Beware of the Blog! When they start Blogging for themselves then the human race is run. You heard it here first (also on Facebook, Twitter, Reddit, Twiterati, NerdWhack*)
* made that one up.
The Ozzies have landed
Just learned that my old friend and Australian migrant Bob Hitching is in London town on business - and he is Twittering on about it already! Ah, such is modernity. According to his Twitter post the sun is shining in my home town... so that saved me looking out of the window this morning (gives me something to look forward to this afternoon). I expect there will be drunken foolishness and foolish drunkeness in the offing. I've not seen Bob since the last Ashes series down-under - I was in Sydney for the first day of the final test. Of course England had lost the series about a month before - but the day I was watching we only lost two wickets and put on about 130 runs. Clearly I should watch England live more often.
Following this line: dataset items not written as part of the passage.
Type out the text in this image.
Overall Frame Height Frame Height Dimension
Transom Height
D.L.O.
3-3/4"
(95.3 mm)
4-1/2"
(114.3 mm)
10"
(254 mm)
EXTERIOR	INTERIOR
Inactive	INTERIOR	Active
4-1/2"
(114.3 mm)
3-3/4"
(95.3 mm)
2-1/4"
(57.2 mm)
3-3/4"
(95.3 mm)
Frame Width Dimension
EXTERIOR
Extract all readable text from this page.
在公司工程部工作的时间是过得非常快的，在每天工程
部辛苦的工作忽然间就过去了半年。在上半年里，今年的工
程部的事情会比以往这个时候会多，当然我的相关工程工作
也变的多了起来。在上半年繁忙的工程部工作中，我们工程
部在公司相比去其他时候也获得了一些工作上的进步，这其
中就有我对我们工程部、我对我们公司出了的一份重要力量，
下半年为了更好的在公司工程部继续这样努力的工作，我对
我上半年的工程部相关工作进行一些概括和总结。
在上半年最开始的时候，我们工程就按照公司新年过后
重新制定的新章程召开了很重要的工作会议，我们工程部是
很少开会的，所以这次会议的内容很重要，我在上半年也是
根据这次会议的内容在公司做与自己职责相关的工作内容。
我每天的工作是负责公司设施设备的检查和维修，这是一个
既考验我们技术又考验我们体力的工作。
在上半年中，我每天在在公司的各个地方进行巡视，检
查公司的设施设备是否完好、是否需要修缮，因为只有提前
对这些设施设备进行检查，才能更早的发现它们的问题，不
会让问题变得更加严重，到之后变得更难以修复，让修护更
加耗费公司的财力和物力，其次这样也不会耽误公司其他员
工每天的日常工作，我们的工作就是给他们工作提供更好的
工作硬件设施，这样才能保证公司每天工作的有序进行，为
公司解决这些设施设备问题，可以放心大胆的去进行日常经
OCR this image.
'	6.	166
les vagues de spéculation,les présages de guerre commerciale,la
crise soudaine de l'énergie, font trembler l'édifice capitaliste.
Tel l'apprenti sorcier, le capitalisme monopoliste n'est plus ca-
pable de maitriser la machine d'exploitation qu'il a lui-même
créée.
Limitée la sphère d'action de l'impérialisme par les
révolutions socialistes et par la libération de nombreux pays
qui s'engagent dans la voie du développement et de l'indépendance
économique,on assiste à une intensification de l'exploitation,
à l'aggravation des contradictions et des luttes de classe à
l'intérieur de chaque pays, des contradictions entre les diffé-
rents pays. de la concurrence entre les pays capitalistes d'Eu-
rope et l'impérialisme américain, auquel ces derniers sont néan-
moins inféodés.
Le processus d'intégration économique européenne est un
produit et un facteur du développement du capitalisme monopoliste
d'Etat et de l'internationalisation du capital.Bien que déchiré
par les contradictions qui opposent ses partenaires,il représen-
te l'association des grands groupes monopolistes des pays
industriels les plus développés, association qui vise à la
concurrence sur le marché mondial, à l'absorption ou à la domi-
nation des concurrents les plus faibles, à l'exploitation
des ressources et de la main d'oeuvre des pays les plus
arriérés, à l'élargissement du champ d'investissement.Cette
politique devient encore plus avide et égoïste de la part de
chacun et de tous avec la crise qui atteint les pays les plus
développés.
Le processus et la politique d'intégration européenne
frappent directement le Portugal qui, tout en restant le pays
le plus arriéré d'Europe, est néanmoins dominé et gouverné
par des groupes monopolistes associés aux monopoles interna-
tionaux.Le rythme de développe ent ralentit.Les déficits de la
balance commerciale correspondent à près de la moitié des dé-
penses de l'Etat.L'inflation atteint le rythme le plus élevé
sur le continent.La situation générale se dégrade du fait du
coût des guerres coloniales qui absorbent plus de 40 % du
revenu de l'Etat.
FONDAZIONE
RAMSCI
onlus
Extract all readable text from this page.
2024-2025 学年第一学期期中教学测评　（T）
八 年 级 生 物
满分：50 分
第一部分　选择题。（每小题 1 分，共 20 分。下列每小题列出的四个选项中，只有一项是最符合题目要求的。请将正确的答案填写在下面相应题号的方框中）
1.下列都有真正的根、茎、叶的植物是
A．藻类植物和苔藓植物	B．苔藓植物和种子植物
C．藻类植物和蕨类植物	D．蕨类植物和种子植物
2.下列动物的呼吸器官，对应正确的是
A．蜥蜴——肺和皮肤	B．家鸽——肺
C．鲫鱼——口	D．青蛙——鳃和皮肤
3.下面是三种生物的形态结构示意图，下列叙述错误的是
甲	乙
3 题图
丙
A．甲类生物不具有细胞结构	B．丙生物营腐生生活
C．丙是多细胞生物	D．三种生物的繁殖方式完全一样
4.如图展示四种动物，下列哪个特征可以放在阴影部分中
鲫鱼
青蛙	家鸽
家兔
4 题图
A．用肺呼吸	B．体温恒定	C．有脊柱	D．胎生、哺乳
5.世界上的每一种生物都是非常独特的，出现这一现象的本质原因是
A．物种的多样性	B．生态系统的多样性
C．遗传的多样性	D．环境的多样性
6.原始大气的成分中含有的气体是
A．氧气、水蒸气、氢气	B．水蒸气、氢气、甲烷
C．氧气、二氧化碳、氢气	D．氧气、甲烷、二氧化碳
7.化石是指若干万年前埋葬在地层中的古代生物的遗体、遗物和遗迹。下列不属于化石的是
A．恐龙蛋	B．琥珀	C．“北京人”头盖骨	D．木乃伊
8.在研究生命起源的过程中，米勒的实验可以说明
Finally, did something about the website
Ok. I've tired this before you know. And Twitter. And all that other Web 2.0 guff. And frankly I don't have the time to keep posting inane rubbish about my life on the internet for the amusement of lunatics, stalkers and potential emploters. However having a horribly out of date static website was frankly getting a little embarassing for someone who is meant to be an uber-geek. So I decided instead to have a stale blog. Enjoy. Or should that be 'endure'. I'll certainly try to add something new every few days. But don't count on it. Maybe I can hire someone to write witty comments about my life for me? Or just make up fake celebrity gossip and see if any of the media channels pick it up. Ah, the opportunities for foolishness are unlimited.
No doubt I'll also get suckered in to testing out all sorts of very inane plugins and wizzy-bits for the this blog - which will eat up my spare time and further alienate my long-suffering partner. No doubt the spammers will find this site and next thing you know I will be hosting five thousand adverts for viagra and penis enlargements. Watch this space!